Saturday, March 3, 2012

Sea Scallop & Carmelized Onion Tart with Mango Sauce

Remember that high school band? The one that burst through my door as confetti fell from my ceiling when I posted my gazpacho recipe way back in August. Well, I don't think they'd be so proud of me now. I'll be lucky if they don't try to stuff me in their tuba.

The reason is this -- I have been sitting on this post for an inexcusable amount of time. Sometime back in July, I emailed my friend Philippe asking if he'd ever be interested in cooking something together. Philippe is this amazing French chef with a schedule about as crazy as mine, yet because he is such a wonderful friend, he wrote back and his response included the word, "YES" (I mean, in all caps, no less!).

I was beyond excited. We set ourselves to the task of deciding what to make. I made some vague, general (read: useless) suggestions, so Philippe decided he'd go straight to a trustworthy source for a recommendation. He emailed his mom in France and she suggested a tart she had just had a family celebration. He forwarded the recipe to me for approval. It was in french and I couldn't read it, but how could I not say yes?!

Philippe explained this is more "french-fusion" than anything (hello mango sauce), however the simplicity of recipe and the combination of flavors reminds me exactly of something that I could imagine myself ordering off the menu of some off-the-beaten-path french cafe. How can you go wrong with anything that conjures that kind of an image?

Do not fall prey to my old way of thinking, that anything containing sea scallops, or anything French for that matter, is too complicated to make. This could not be simpler. You prepare and bake a crust (or buy a pre-made one!). While the crust is baking, start carmelizing the onions. Make the mango sauce (or make it a day ahead!). Prepare the scallops any way you prefer, such as searing them in a skillet, or, as we chose, poaching them in butter. Then you layer the onions into the crust and top with the scallops. Drizzle with mango sauce before serving. Simple and delicious. Let's get into details* below.

*When I say "details", I mean I'll describe what I was able to write down during this whirlwind cooking adventure. Philippe, being the true chef, doesn't cook using recipes, and therefore, you'll see our basic ingredients and instructions below followed by disclaimers such as "adjust as necessary!", "to taste!", or "you might want to buy this in a store!".

The Mango Sauce:

3-4 large ripe mangos, peeled and cubed
1 cup of chicken stock
1 cup of heavy cream
salt & pepper to taste

Combine ingredients in a blender or food processor and blend to a smooth consistency. Be sure to taste as you go and make adjustments as necessary!

Carmelized Onions:

2-3 onions (we used red onions)
Olive oil
Butter (optional)
Sugar (optional)

The trick to carmelizing onions is to slowly cook them over moderate heat to break down and carmelize the onion's natural sugars.
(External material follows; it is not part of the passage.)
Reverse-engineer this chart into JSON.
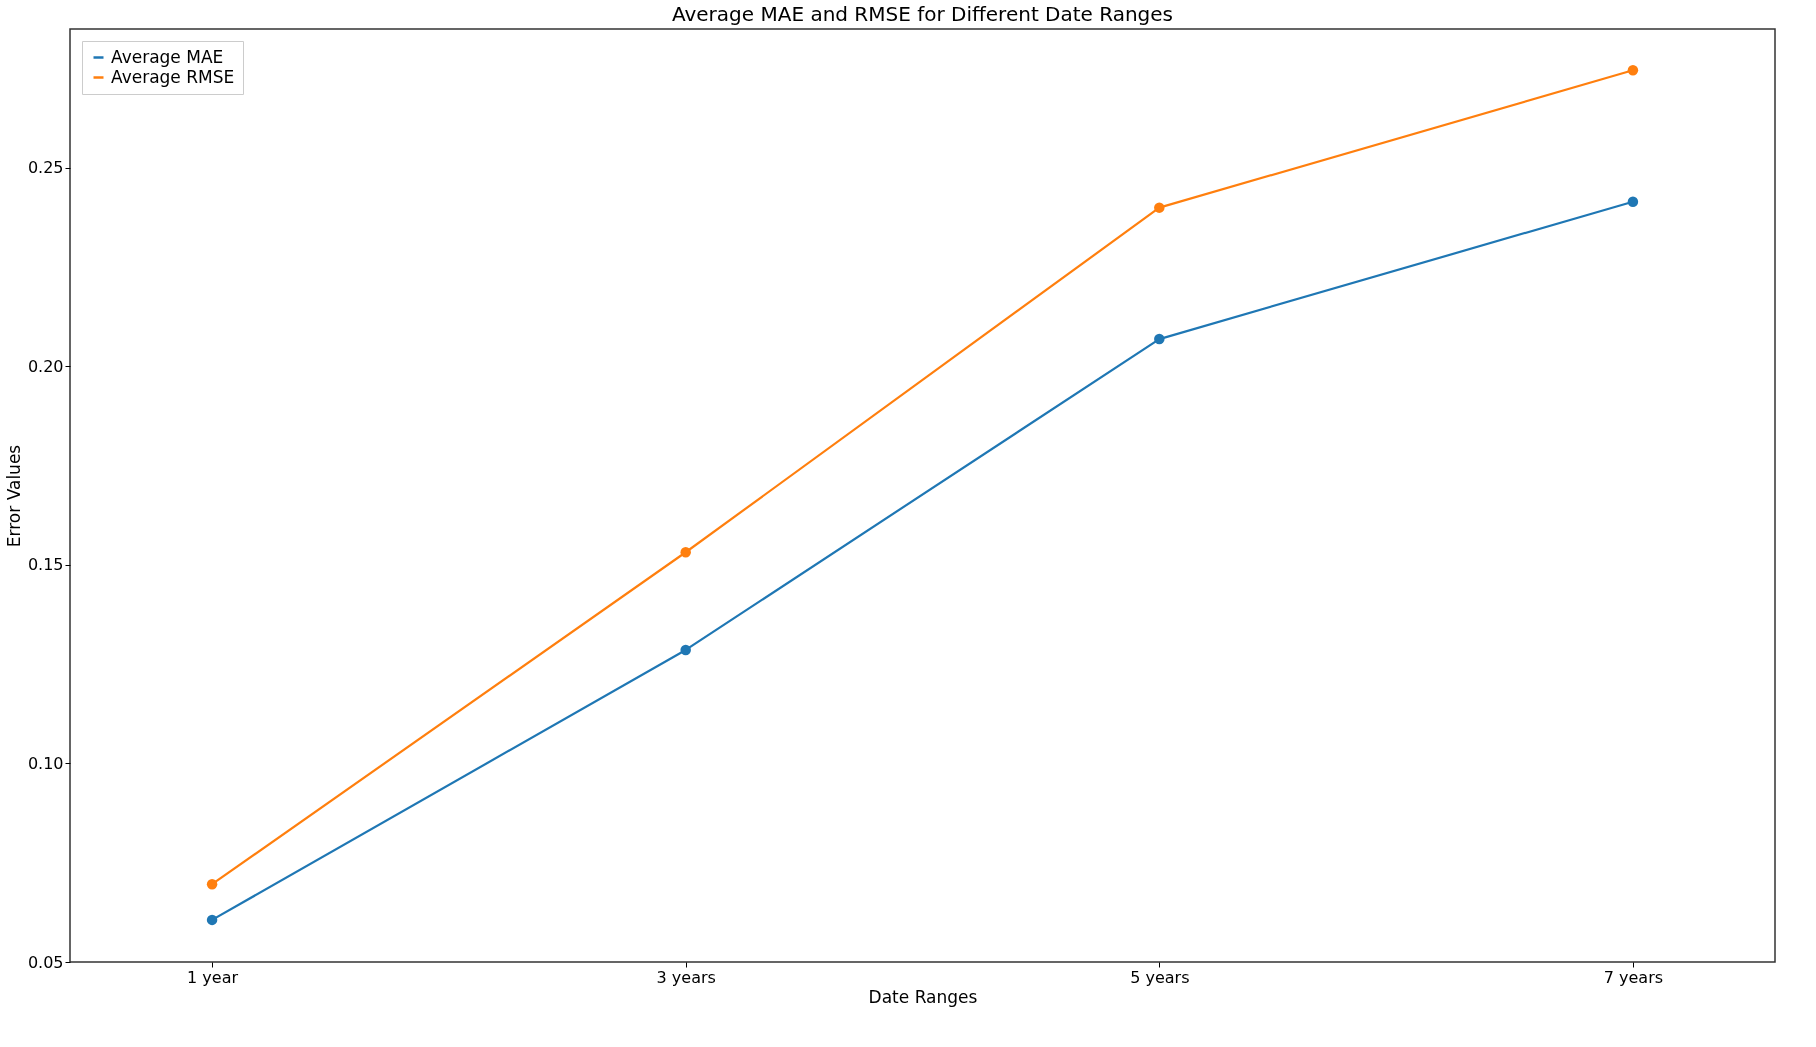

Start by thinly slicing your onions. Then heat some olive oil (or a mix of butter and olive oil) over medium heat in a large skillet or saute pan. Throw in your onions and stir to coat with oil. Spread the onions out evenly and then simply let them cook, stirring occasionally. Adjust the temperature if it looks like it's too hot or is drying out the onions. After a while, sprinkle some salt and some sugar (if desired) over the onions and stir.

Let the onions cook for a while - about 30 to 60 minutes, until they are nice and soft and nicely browned.

The Scallops:

12 good quality sea scallops
salt & pepper
1-1/3 cups butter
a squeeze of lemon

I was watching a cooking show and the chef was explaining about different ways to prepare scallops. He then picked up a raw scallop and took a huge bite out of it! Apparently, scallops are safe to eat raw, as long as they're very fresh and you bought them from a trusted source. This helped me be a bit less afraid of undercooking them, and more afraid of overcooking them, which can make them rubbery.

First, pull off any adductor muscles still attached to the scallops and then salt and pepper to taste. Melt the butter in a saucepan over medium heat. When the butter is hot, add the scallops and cook, turning once, about 2 to 4 minutes, or until cooked through. Remove scallops from pan.

The Crust:

Here's where I let you down. I still do not have a really good homemade crust recipe that I love and trust, and so I can only advise you to use the recipe you love and trust (and maybe, you know, you could share your recipe with me...) OR, save some time and buy a store-bought crust. No one here will judge you, I promise.

If you do make your own crust, I saw Philippe throw some cheese into his to make it more savory. It was very worth it.


Layer the onions in the crust and top with the scallops. Drizzle the sauce over individual portions, or serve on the side. Easy and delicious!!